Directing enzyme devolution for biosynthesis of alkanols and 1,n-alkanediols from natural polyhydroxy compounds

Primordial enzymes are proposed to possess broad specificities. Through divergence and evolution, enzymes have been refined to exhibit specificity towards one reaction or substrate, and are thus commonly assumed as “specialists”. However, some enzymes are “generalists” that catalyze a range of substrates and reactions. This property has been defined as enzyme promiscuity and is of great importance for the evolution of new functions. The promiscuities of two enzymes, namely glycerol dehydratase and diol dehydratase, were herein exploited for catalyzing long-chain polyols, including 1,2-butanediol, 1,2,4-butanetriol, erythritol, 1,2-pentanediol, 1,2,5-pentanetriol, and 1,2,6-hexanetriol. The specific activities required for catalyzing these six long-chain polyols were studied via in vitro enzyme assays, and the catalytic efficiencies were increased through protein engineering.
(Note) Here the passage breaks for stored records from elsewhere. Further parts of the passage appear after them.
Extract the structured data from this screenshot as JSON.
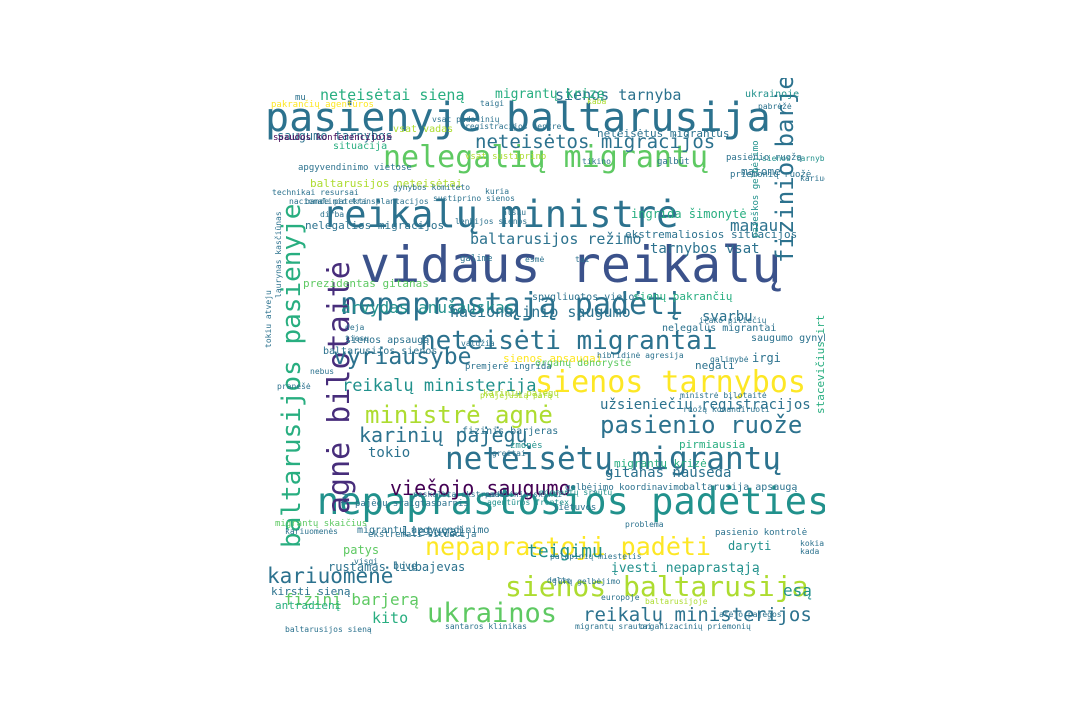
{
  "palette": [
    "#440154",
    "#472d7b",
    "#3b528b",
    "#2c728e",
    "#21918c",
    "#28ae80",
    "#5ec962",
    "#addc30",
    "#fde725"
  ],
  "words": [
    {
      "text": "vidaus reikalų",
      "c": 2
    },
    {
      "text": "pasienyje baltarusija",
      "c": 3
    },
    {
      "text": "reikalų ministrė",
      "c": 3
    },
    {
      "text": "nepaprastosios padėties",
      "c": 4
    },
    {
      "text": "neteisėtų migrantų",
      "c": 3
    },
    {
      "text": "nelegalių migrantų",
      "c": 6
    },
    {
      "text": "nepaprastąją padėtį",
      "c": 3
    },
    {
      "text": "neteisėti migrantai",
      "c": 3
    },
    {
      "text": "sienos tarnybos",
      "c": 8
    },
    {
      "text": "sienos baltarusija",
      "c": 7
    },
    {
      "text": "nepaprastoji padėti",
      "c": 8
    },
    {
      "text": "ministrė agnė",
      "c": 7
    },
    {
      "text": "agnė bilotaitė",
      "c": 1
    },
    {
      "text": "baltarusijos pasienyje",
      "c": 5
    },
    {
      "text": "fizinio barjero",
      "c": 3
    },
    {
      "text": "pasienio ruože",
      "c": 3
    },
    {
      "text": "viešojo saugumo",
      "c": 0
    },
    {
      "text": "kariuomenė",
      "c": 3
    },
    {
      "text": "ukrainos",
      "c": 6
    },
    {
      "text": "reikalų ministerijos",
      "c": 3
    },
    {
      "text": "vyriausybė",
      "c": 3
    },
    {
      "text": "neteisėtos migracijos",
      "c": 3
    },
    {
      "text": "karinių pajėgų",
      "c": 3
    },
    {
      "text": "reikalų ministerija",
      "c": 4
    },
    {
      "text": "arvydas anušauskas",
      "c": 4
    },
    {
      "text": "nacionalinio saugumo",
      "c": 3
    },
    {
      "text": "baltarusijos režimo",
      "c": 3
    },
    {
      "text": "neteisėtai sieną",
      "c": 5
    },
    {
      "text": "sienos tarnyba",
      "c": 3
    },
    {
      "text": "migrantų krizę",
      "c": 5
    },
    {
      "text": "manau",
      "c": 3
    },
    {
      "text": "tarnybos vsat",
      "c": 3
    },
    {
      "text": "svarbu",
      "c": 3
    },
    {
      "text": "fizinį barjerą",
      "c": 6
    },
    {
      "text": "teigimu",
      "c": 4
    },
    {
      "text": "esą",
      "c": 4
    },
    {
      "text": "kito",
      "c": 5
    },
    {
      "text": "užsieniečių registracijos",
      "c": 3
    },
    {
      "text": "gitanas nausėda",
      "c": 3
    },
    {
      "text": "tokio",
      "c": 3
    },
    {
      "text": "lietuvai",
      "c": 3
    },
    {
      "text": "patys",
      "c": 6
    },
    {
      "text": "rustamas liubajevas",
      "c": 3
    },
    {
      "text": "įvesti nepaprastąją",
      "c": 4
    },
    {
      "text": "saugumo tarnybos",
      "c": 3
    },
    {
      "text": "baltarusijos neteisėtai",
      "c": 7
    },
    {
      "text": "ingrida šimonytė",
      "c": 5
    },
    {
      "text": "ekstremaliosios situacijos",
      "c": 3
    },
    {
      "text": "nelegalios migracijos",
      "c": 3
    },
    {
      "text": "prezidentas gitanas",
      "c": 6
    },
    {
      "text": "spygliuotos vielos",
      "c": 3
    },
    {
      "text": "sienų pakrančių",
      "c": 5
    },
    {
      "text": "matome",
      "c": 3
    },
    {
      "text": "pakrančių agentūros",
      "c": 8
    },
    {
      "text": "vsat vadas",
      "c": 7
    },
    {
      "text": "spaudos konferencijoje",
      "c": 0
    },
    {
      "text": "sienos apsaugai",
      "c": 8
    },
    {
      "text": "stacevičius irt",
      "c": 5
    },
    {
      "text": "daryti",
      "c": 4
    },
    {
      "text": "baltarusija apsaugą",
      "c": 3
    },
    {
      "text": "ukrainoje",
      "c": 4
    },
    {
      "text": "kirsti sieną",
      "c": 3
    },
    {
      "text": "migrantų krizė",
      "c": 5
    },
    {
      "text": "pirmiausia",
      "c": 5
    },
    {
      "text": "neteisėtus migrantus",
      "c": 3
    },
    {
      "text": "sienos apsaugą",
      "c": 3
    },
    {
      "text": "negali",
      "c": 3
    },
    {
      "text": "irgi",
      "c": 3
    },
    {
      "text": "saugumo gynybos",
      "c": 3
    },
    {
      "text": "nelegalūs migrantai",
      "c": 3
    },
    {
      "text": "karinių pajėgų",
      "c": 7
    },
    {
      "text": "fizinis barjeras",
      "c": 3
    },
    {
      "text": "migrantų apgyvendinimo",
      "c": 3
    },
    {
      "text": "ekstremali situacija",
      "c": 3
    },
    {
      "text": "pajėgų sraigtasparnis",
      "c": 3
    },
    {
      "text": "vsat sustiprino",
      "c": 7
    },
    {
      "text": "sienos tarnybai",
      "c": 4
    },
    {
      "text": "baltarusijos sienos",
      "c": 3
    },
    {
      "text": "organų donorystė",
      "c": 6
    },
    {
      "text": "premjerė ingrida",
      "c": 3
    },
    {
      "text": "lenkijos sienos",
      "c": 3
    },
    {
      "text": "gynybos komiteto",
      "c": 3
    },
    {
      "text": "apgyvendinimo vietose",
      "c": 3
    },
    {
      "text": "pasienio ruožą",
      "c": 3
    },
    {
      "text": "paieškos gelbėjimo",
      "c": 4
    },
    {
      "text": "priemonių ruožė",
      "c": 3
    },
    {
      "text": "ministrė bilotaitė",
      "c": 3
    },
    {
      "text": "migrantų srautų",
      "c": 4
    },
    {
      "text": "paskelbta ekstremali",
      "c": 3
    },
    {
      "text": "migrantų skaičius",
      "c": 6
    },
    {
      "text": "lietuvos",
      "c": 3
    },
    {
      "text": "situacija",
      "c": 5
    },
    {
      "text": "mu",
      "c": 3
    },
    {
      "text": "taigi",
      "c": 3
    },
    {
      "text": "pabrėžė",
      "c": 3
    },
    {
      "text": "kaba",
      "c": 7
    },
    {
      "text": "galbūt",
      "c": 3
    },
    {
      "text": "tikino",
      "c": 3
    },
    {
      "text": "dirba",
      "c": 3
    },
    {
      "text": "alšku",
      "c": 3
    },
    {
      "text": "galime",
      "c": 3
    },
    {
      "text": "deja",
      "c": 3
    },
    {
      "text": "tiesų",
      "c": 3
    },
    {
      "text": "nebus",
      "c": 3
    },
    {
      "text": "pranešė",
      "c": 3
    },
    {
      "text": "žmonės",
      "c": 4
    },
    {
      "text": "greitai",
      "c": 3
    },
    {
      "text": "kokia",
      "c": 3
    },
    {
      "text": "kada",
      "c": 3
    },
    {
      "text": "problema",
      "c": 3
    },
    {
      "text": "delto",
      "c": 3
    },
    {
      "text": "europoje",
      "c": 3
    },
    {
      "text": "antradienį",
      "c": 5
    },
    {
      "text": "buvę",
      "c": 3
    },
    {
      "text": "tų",
      "c": 3
    },
    {
      "text": "visgi",
      "c": 3
    },
    {
      "text": "atėjo pajėgos",
      "c": 3
    },
    {
      "text": "santaros klinikas",
      "c": 3
    },
    {
      "text": "organizacinių priemonių",
      "c": 3
    },
    {
      "text": "baltarusijos sieną",
      "c": 3
    },
    {
      "text": "migrantų srautai",
      "c": 3
    },
    {
      "text": "baltarusijoje",
      "c": 7
    },
    {
      "text": "pasienio kontrolė",
      "c": 3
    },
    {
      "text": "hibridinė agresija",
      "c": 3
    },
    {
      "text": "prajėjusią parą",
      "c": 7
    },
    {
      "text": "ruožą komandiruoti",
      "c": 3
    },
    {
      "text": "irako piliečių",
      "c": 3
    },
    {
      "text": "sustiprino sienos",
      "c": 3
    },
    {
      "text": "vsat padalinių",
      "c": 3
    },
    {
      "text": "registracijos centre",
      "c": 3
    },
    {
      "text": "technikai resursai",
      "c": 3
    },
    {
      "text": "nacionalinio transplantacijos",
      "c": 3
    },
    {
      "text": "bande patekti",
      "c": 3
    },
    {
      "text": "kuria",
      "c": 3
    },
    {
      "text": "galimybė",
      "c": 3
    },
    {
      "text": "gelbėjimo koordinavimo",
      "c": 3
    },
    {
      "text": "padalinių skirti",
      "c": 3
    },
    {
      "text": "agentūros frontex",
      "c": 4
    },
    {
      "text": "jūrų gelbėjimo",
      "c": 3
    },
    {
      "text": "palapinių miestelis",
      "c": 3
    },
    {
      "text": "laurynas kasčiūnas",
      "c": 3
    },
    {
      "text": "tokiu atveju",
      "c": 3
    },
    {
      "text": "kariuomenės karinių",
      "c": 3
    },
    {
      "text": "kariuomenės",
      "c": 3
    },
    {
      "text": "valdžia",
      "c": 3
    },
    {
      "text": "esmė",
      "c": 3
    },
    {
      "text": "tai",
      "c": 3
    }
  ]
}
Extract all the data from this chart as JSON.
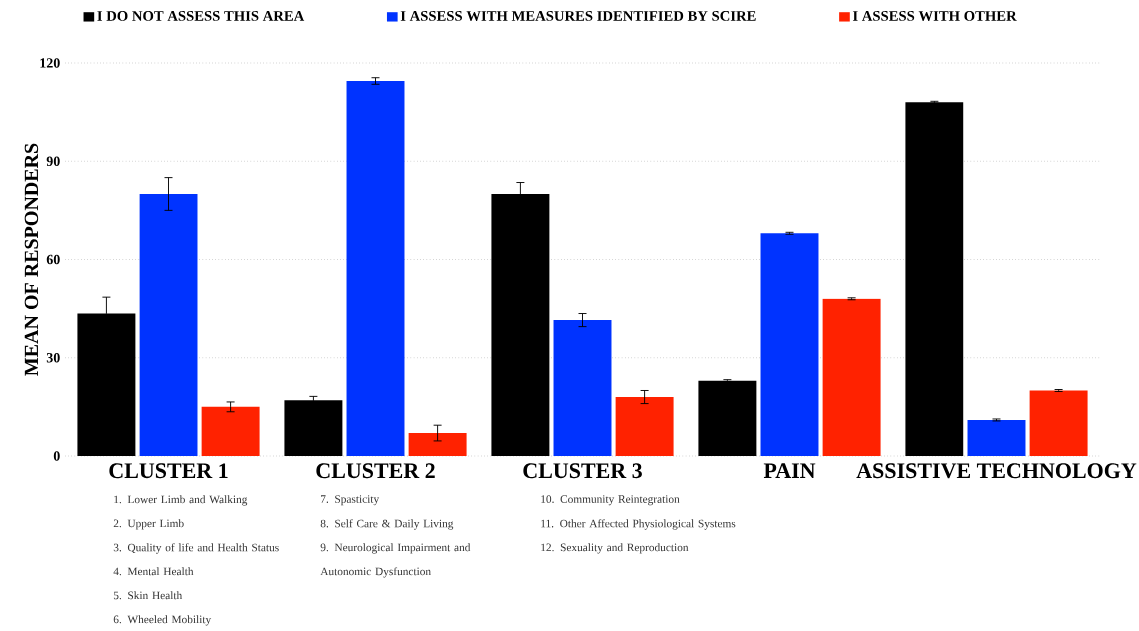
{
  "chart_data": {
    "type": "bar",
    "ylabel": "MEAN OF RESPONDERS",
    "categories": [
      "CLUSTER 1",
      "CLUSTER 2",
      "CLUSTER 3",
      "PAIN",
      "ASSISTIVE TECHNOLOGY"
    ],
    "series": [
      {
        "name": "I DO NOT ASSESS THIS AREA",
        "color": "#000000",
        "values": [
          43.5,
          17,
          80,
          23,
          108
        ],
        "errors": [
          5,
          1.2,
          3.5,
          0.3,
          0.3
        ]
      },
      {
        "name": "I ASSESS WITH MEASURES IDENTIFIED BY SCIRE",
        "color": "#0033ff",
        "values": [
          80,
          114.5,
          41.5,
          68,
          11
        ],
        "errors": [
          5,
          1,
          2,
          0.3,
          0.3
        ]
      },
      {
        "name": "I ASSESS WITH OTHER",
        "color": "#ff2200",
        "values": [
          15,
          7,
          18,
          48,
          20
        ],
        "errors": [
          1.5,
          2.4,
          2,
          0.3,
          0.3
        ]
      }
    ],
    "ylim": [
      0,
      120
    ],
    "yticks": [
      0,
      30,
      60,
      90,
      120
    ],
    "grid": "y",
    "legend": "top",
    "annotations": [
      "1.  Lower Limb and Walking",
      "2.  Upper Limb",
      "3.  Quality of life and Health Status",
      "4.  Mental Health",
      "5.  Skin Health",
      "6.  Wheeled Mobility",
      "7.  Spasticity",
      "8.  Self Care & Daily Living",
      "9.  Neurological Impairment and Autonomic Dysfunction",
      "10. Community Reintegration",
      "11. Other Affected Physiological Systems",
      "12. Sexuality and Reproduction"
    ]
  }
}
The promiscuous functions were subsequently applied in vivo to establish 1,4-butanediol pathways from lignocellulose derived compounds, including xylose and erythritol. In addition, a pathway for 1-pentanol production from 1,2-pentanediol was also constructed. The results suggest that exploiting enzyme promiscuity is promising for exploring new catalysts, which would expand the repertoire of genetic elements available to synthetic biology and may provide a starting point for designing and engineering novel pathways for valuable chemicals.